Government-funded care for older people is being increasingly rationed in England, leaving growing numbers to fend for themselves, suggests a joint report from The King's Fund and Nuffield Trust.

The report found that the number of over-65s being helped by councils had fallen by a quarter in the four years to 2014. One million people with care needs now receive no formal or informal help - a rise of 10% in a year. It said the funding outlook for the coming years was "bleak" and ministers needed to reform the system or be honest with the public that government-funded care was extremely limited.

Care is means-tested, with only the poorest getting help to pay for services, including help in the home for daily tasks such as washing and dressing, as well as round-the-clock support in care homes and nursing homes, reports the BBC.

Lucie Prothero, senior associate in the clinical negligence team at Penningtons Manches who specialises in elderly care cases, said: “Despite the increase in our older population, social care funding is being squeezed to the extent that vulnerable older people are being put at risk.

“We are dealing with an increasing number of cases and enquiries relating to poor standards of elderly care, either in the community or in hospitals. For instance, we often act for elderly people who have suffered falls in their homes. In many cases, these can have devastating consequences such as disabling hip fractures, brain injury and even death.

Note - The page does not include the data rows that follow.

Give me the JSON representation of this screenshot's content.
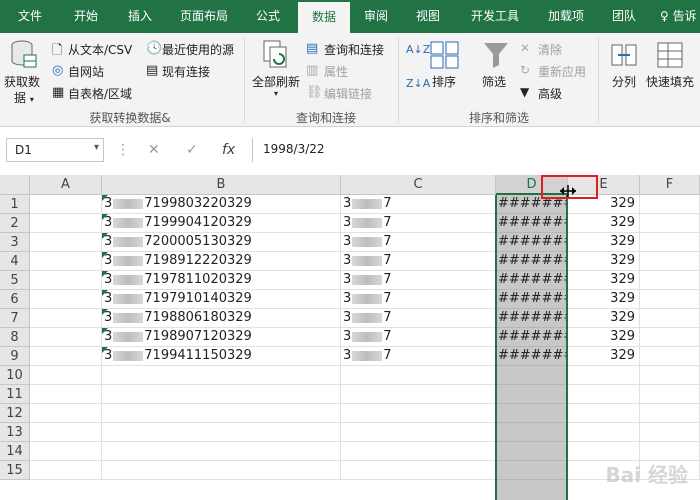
{
  "tabs": [
    "文件",
    "开始",
    "插入",
    "页面布局",
    "公式",
    "数据",
    "审阅",
    "视图",
    "开发工具",
    "加载项",
    "团队"
  ],
  "active_tab": "数据",
  "tell_me": "告诉",
  "ribbon": {
    "get_external": {
      "big": "获取数",
      "big2": "据",
      "from_text": "从文本/CSV",
      "from_web": "自网站",
      "from_table": "自表格/区域",
      "recent": "最近使用的源",
      "existing": "现有连接",
      "label": "获取转换数据&"
    },
    "queries": {
      "refresh": "全部刷新",
      "queries_conn": "查询和连接",
      "properties": "属性",
      "edit_links": "编辑链接",
      "label": "查询和连接"
    },
    "sort_filter": {
      "sort": "排序",
      "filter": "筛选",
      "clear": "清除",
      "reapply": "重新应用",
      "advanced": "高级",
      "label": "排序和筛选"
    },
    "tools": {
      "split": "分列",
      "flash_fill": "快速填充"
    }
  },
  "formula_bar": {
    "name_box": "D1",
    "fx": "fx",
    "value": "1998/3/22"
  },
  "columns": [
    "A",
    "B",
    "C",
    "D",
    "E",
    "F"
  ],
  "rows": [
    "1",
    "2",
    "3",
    "4",
    "5",
    "6",
    "7",
    "8",
    "9",
    "10",
    "11",
    "12",
    "13",
    "14",
    "15"
  ],
  "data_rows": [
    {
      "b_pre": "3",
      "b_suf": "7199803220329",
      "c_pre": "3",
      "c_suf": "7",
      "d": "#######",
      "e": "329"
    },
    {
      "b_pre": "3",
      "b_suf": "7199904120329",
      "c_pre": "3",
      "c_suf": "7",
      "d": "#######",
      "e": "329"
    },
    {
      "b_pre": "3",
      "b_suf": "7200005130329",
      "c_pre": "3",
      "c_suf": "7",
      "d": "#######",
      "e": "329"
    },
    {
      "b_pre": "3",
      "b_suf": "7198912220329",
      "c_pre": "3",
      "c_suf": "7",
      "d": "#######",
      "e": "329"
    },
    {
      "b_pre": "3",
      "b_suf": "7197811020329",
      "c_pre": "3",
      "c_suf": "7",
      "d": "#######",
      "e": "329"
    },
    {
      "b_pre": "3",
      "b_suf": "7197910140329",
      "c_pre": "3",
      "c_suf": "7",
      "d": "#######",
      "e": "329"
    },
    {
      "b_pre": "3",
      "b_suf": "7198806180329",
      "c_pre": "3",
      "c_suf": "7",
      "d": "#######",
      "e": "329"
    },
    {
      "b_pre": "3",
      "b_suf": "7198907120329",
      "c_pre": "3",
      "c_suf": "7",
      "d": "#######",
      "e": "329"
    },
    {
      "b_pre": "3",
      "b_suf": "7199411150329",
      "c_pre": "3",
      "c_suf": "7",
      "d": "#######",
      "e": "329"
    }
  ],
  "watermark": "Bai 经验",
  "colors": {
    "accent": "#217346",
    "highlight": "#e02020"
  }
}
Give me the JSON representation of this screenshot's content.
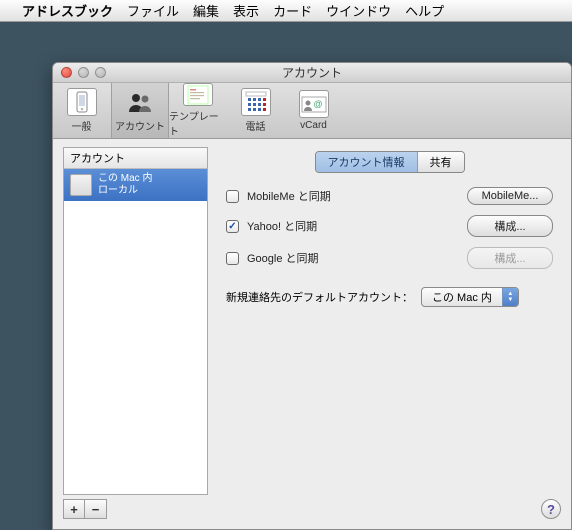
{
  "menubar": {
    "apple": "",
    "app": "アドレスブック",
    "items": [
      "ファイル",
      "編集",
      "表示",
      "カード",
      "ウインドウ",
      "ヘルプ"
    ]
  },
  "window": {
    "title": "アカウント"
  },
  "toolbar": {
    "items": [
      {
        "label": "一般"
      },
      {
        "label": "アカウント"
      },
      {
        "label": "テンプレート"
      },
      {
        "label": "電話"
      },
      {
        "label": "vCard"
      }
    ]
  },
  "sidebar": {
    "header": "アカウント",
    "account": {
      "line1": "この Mac 内",
      "line2": "ローカル"
    },
    "add": "+",
    "remove": "−"
  },
  "tabs": {
    "info": "アカウント情報",
    "share": "共有"
  },
  "sync": {
    "mobileme": {
      "label": "MobileMe と同期",
      "button": "MobileMe..."
    },
    "yahoo": {
      "label": "Yahoo! と同期",
      "button": "構成..."
    },
    "google": {
      "label": "Google と同期",
      "button": "構成..."
    }
  },
  "default_account": {
    "label": "新規連絡先のデフォルトアカウント：",
    "value": "この Mac 内"
  },
  "help": "?"
}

“The problems often arise from an inadequate level of support in the home. These events can result in avoidable hospital admissions, which place additional strain on our over-stretched A&E departments. We then see complaints of poor standards of medical and nursing care once the older patient is admitted to hospital, often leading to a downward spiral in the person’s health and preventing a return to their homes.

“By further cutting social care, a greater burden is placed on our acute medical services such as A&E departments and ambulance services. We strongly believe that the health and social care services need additional and appropriately-targeted funding in order to protect our ageing population.”